Summary
One of the critical enablers of effective transportation and logistics include the internet of things (IoT). The technology has immense benefits in the industry and is revolutionizing supply chain management. The innovation is comprised of multiple components that are categorized into communication, infrastructure, application, sensing, and service layers. Even though the technology has numerous benefits, it also presents a number of challenges in the transportation sector depending on the company nature that is deploying the system in its operations. This paper provides feedback on the artifact and assures that it fits well within the respective column and row of the BOK Matrix M9 and why it best fits within the cell that it has been assigned.
Knowledge/Application Area: Enterprise Integration
IoT is one of the significant developments in the realm of information technology and involves devices that correspond to each other and with multiple gadgets over the Internet. In the transportation and logistics sector, the technology enhances the visibility, responsiveness as well as compliance of a supply chain (Dhumale et al., 2017). The system enables firms and customers within the industry to locate their products at any time and monitor the condition of the goods in transit. The gadgets that make up the system efficiently gather information which is then analyzed and provided as precise helpful information which helps in informed decision-making. Therefore, the IoT falls within enterprise integration since it involves the technologies, processes as well as structures that link data, and applications from gadgets from all locations in an information technology setup.
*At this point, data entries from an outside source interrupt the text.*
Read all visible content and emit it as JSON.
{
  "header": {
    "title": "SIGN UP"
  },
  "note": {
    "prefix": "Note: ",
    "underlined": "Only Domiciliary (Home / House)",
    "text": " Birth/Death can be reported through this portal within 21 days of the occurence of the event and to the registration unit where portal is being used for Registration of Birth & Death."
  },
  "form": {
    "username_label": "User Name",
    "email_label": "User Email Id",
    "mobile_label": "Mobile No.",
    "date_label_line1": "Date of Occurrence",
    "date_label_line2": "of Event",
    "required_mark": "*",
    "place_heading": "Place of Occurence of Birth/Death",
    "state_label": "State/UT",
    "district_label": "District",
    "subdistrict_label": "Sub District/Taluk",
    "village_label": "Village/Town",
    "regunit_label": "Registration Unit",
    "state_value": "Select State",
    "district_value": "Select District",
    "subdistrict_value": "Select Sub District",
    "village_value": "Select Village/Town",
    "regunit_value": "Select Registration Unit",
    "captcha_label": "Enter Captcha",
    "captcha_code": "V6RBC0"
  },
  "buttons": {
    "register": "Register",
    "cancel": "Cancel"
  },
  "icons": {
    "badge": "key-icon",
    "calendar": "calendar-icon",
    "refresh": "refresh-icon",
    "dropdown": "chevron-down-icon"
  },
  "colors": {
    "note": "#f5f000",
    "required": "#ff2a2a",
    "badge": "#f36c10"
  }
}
Methodology: Optimization Modeling and Solution Techniques
IoT enables real-time geographical positioning (GPS) tracking of goods and provides automatic notification to the cargo owners. Further, the systems allow both companies and their customers to monitor the condition of their goods, including aspects such as humidity, temperature, and vibrations. The information allows firms to intervene right away should the system relay information that the goods are not in their desired state. The system can identify the undesirable traffic conditions in real-time and offer an alternative route to the driver of a track moving goods from one point to another. Therefore, based on this capability and looking at the BOK Matrix, IoT squarely lies within the optimization modeling and solution techniques. The technology involves the creation and use of a decision tool that can be applied in finding the best feasible solution to a challenge.
Methodology: Simulation Modelling and Analysis
The paper further emulates the methodology of simulation and modeling and analysis since IoT helps businesses to optimize their operations. The system can create a digital prototype that allows one to predict the performance in the real world. The simulation and analysis enable companies to understand the conditions under which a system could fail and what levels it can withstand. Sensors are used as part of the IoT platform and facilitate the exchange and analysis of information (Kumar & Dash, 2017). Based on the simulation and analysis, firms can improve their efficiency by reducing energy consumption and time, which in turn results in increased profitability.
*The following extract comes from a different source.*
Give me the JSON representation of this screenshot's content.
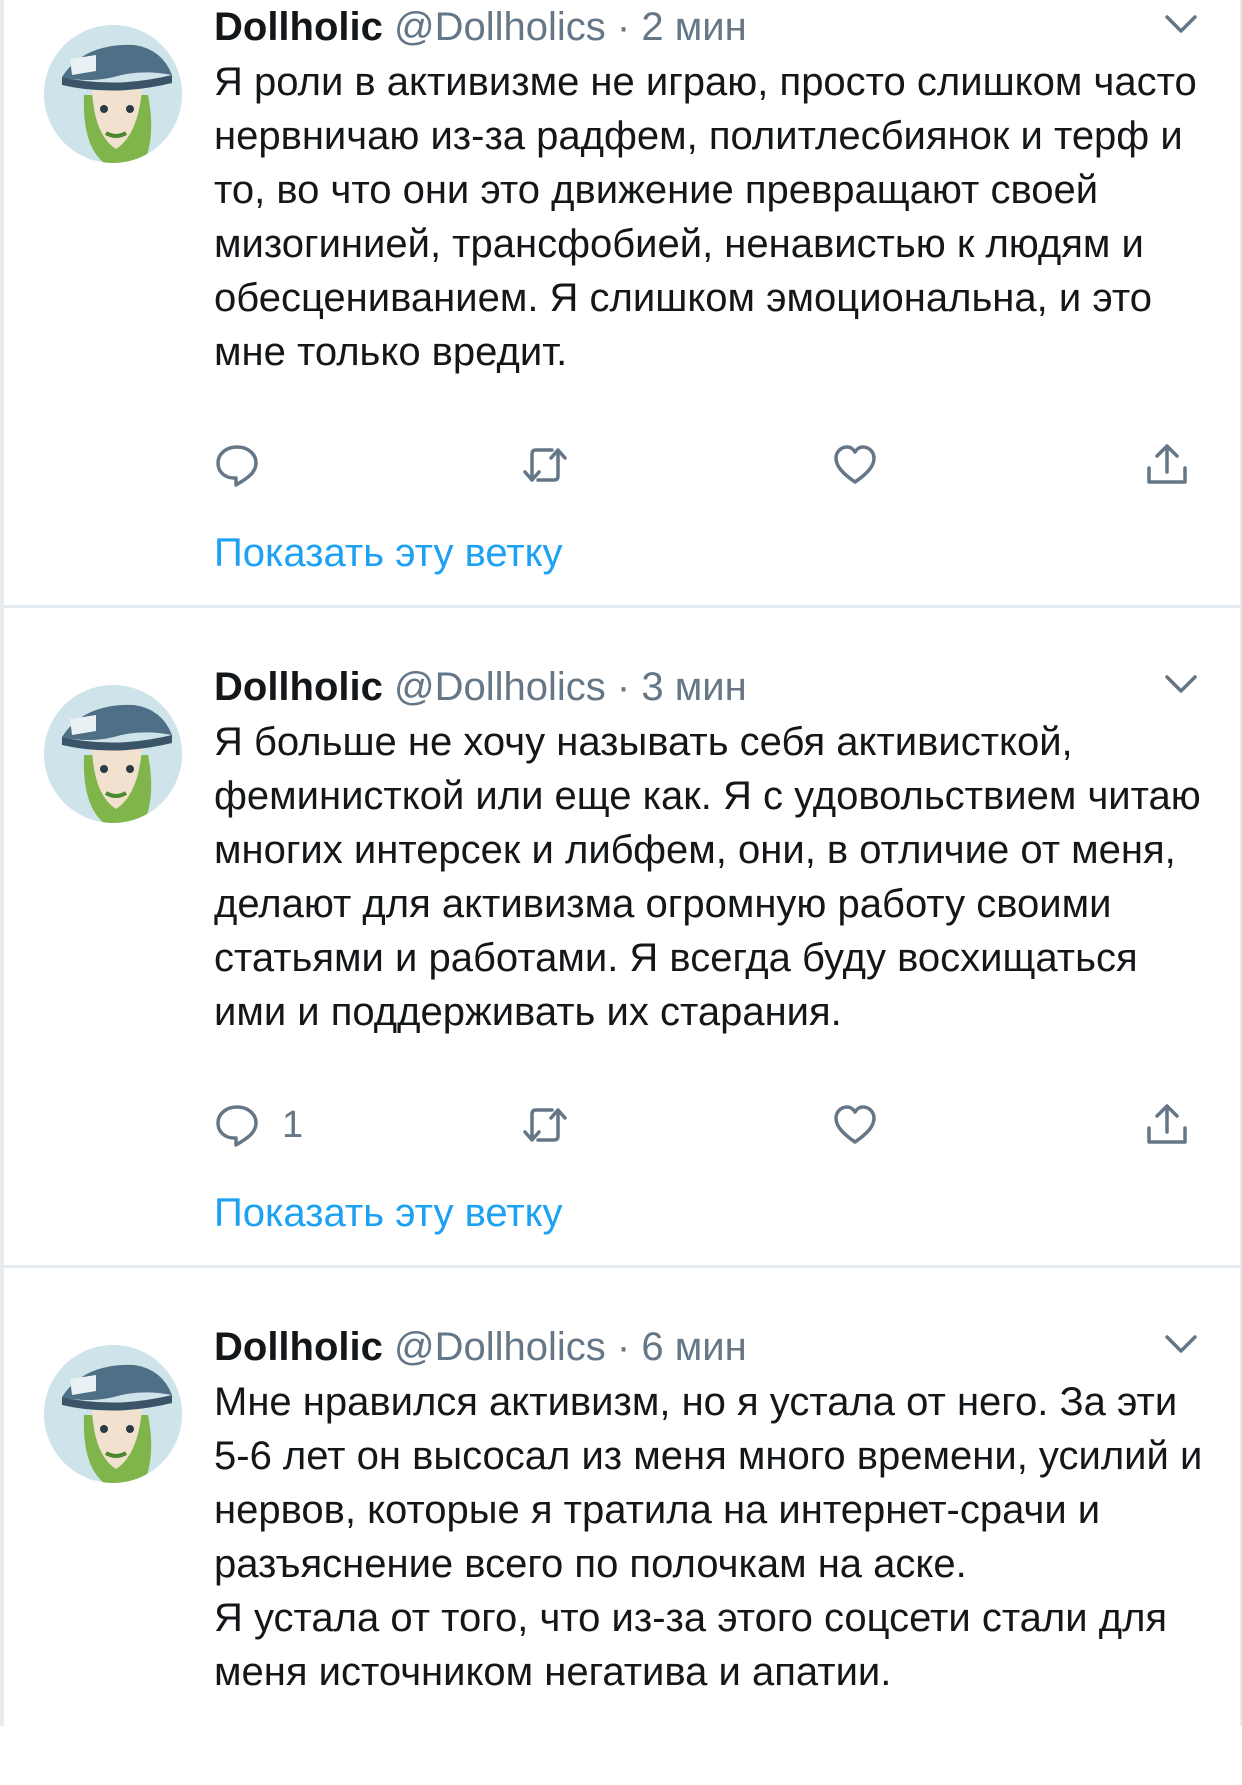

Methodology: Risk Management
Further, IoT matches the methodology of risk management for companies operating within the transportation and logistics sector. For instance, the technology can identify the possible failures within a company’s system and relay real-time information that can help managers to take quick actions to avoid pitfalls. IoT can predict a possible mechanical failure of an automobile and alert the driver and further suggest the possible options that can be taken to avert the impending danger. Risk management includes the identification, analysis as well as response to the various risk factors that make up the life of a business. Since 1996, onboard diagnostic ports (OBDs) have been integrated into automobiles to help manufacturers and mechanics to establish information regarding the health of a car (Cosgrove, 2018). The ability of an IoT to forecast risky conditions means that the application of the innovation within the logistics and transportation industry fits into risk management within the body of the knowledge matrix.
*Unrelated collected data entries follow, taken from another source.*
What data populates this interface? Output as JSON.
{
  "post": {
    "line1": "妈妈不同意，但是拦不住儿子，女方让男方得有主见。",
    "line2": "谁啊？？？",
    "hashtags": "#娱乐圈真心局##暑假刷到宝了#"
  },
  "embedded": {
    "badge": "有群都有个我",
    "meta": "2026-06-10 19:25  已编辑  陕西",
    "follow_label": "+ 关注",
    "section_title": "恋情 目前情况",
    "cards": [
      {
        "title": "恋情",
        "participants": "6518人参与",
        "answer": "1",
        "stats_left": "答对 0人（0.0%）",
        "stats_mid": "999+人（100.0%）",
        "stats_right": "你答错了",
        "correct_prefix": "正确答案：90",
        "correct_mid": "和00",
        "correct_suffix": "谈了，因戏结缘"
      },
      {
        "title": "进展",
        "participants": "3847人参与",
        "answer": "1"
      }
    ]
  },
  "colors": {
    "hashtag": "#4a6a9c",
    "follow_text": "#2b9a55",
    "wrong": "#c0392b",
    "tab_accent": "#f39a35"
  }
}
Planning Level: Operational and Tactical
Two levels of planning are represented in this paper. They include operational and tactical ones. The former is focused on certain specific procedures and processes that happen within the lower levels of a business. However, managers need a high level of detail in outlining the routine tasks of the sectors that are involved in executing the operational plans of an organization. IoT can help to oversee the activities of a transportation and logistics company, including management of its fleet and issuing reports to the firm’s managers. In terms of tactical planning, IoT supports strategic plans by making them more explicit in a way that they are relevant to a given area of a company. Various companies can adopt IoT to suit their needs, for instance, maritime companies can tailor the system to match their operations. This could be different for a firm that also relies on IoT with all typical components of the technology but offers rail or road transportation to its clients.
References
Cosgrove, C. (2018). IoT applications in transportation. IoT for all. Web.
Dhumale, R. B., Thombare, N. D., & Bangare, P. M. (2017). Supply chain management using the internet of things. International Research Journal of Engineering and Technology, 4, 787–91. Web.
Kumar, N. M., & Dash, A. (Eds). (2017). Proceedings of the international conference on inventive computing and informatics. Researchgate. Web.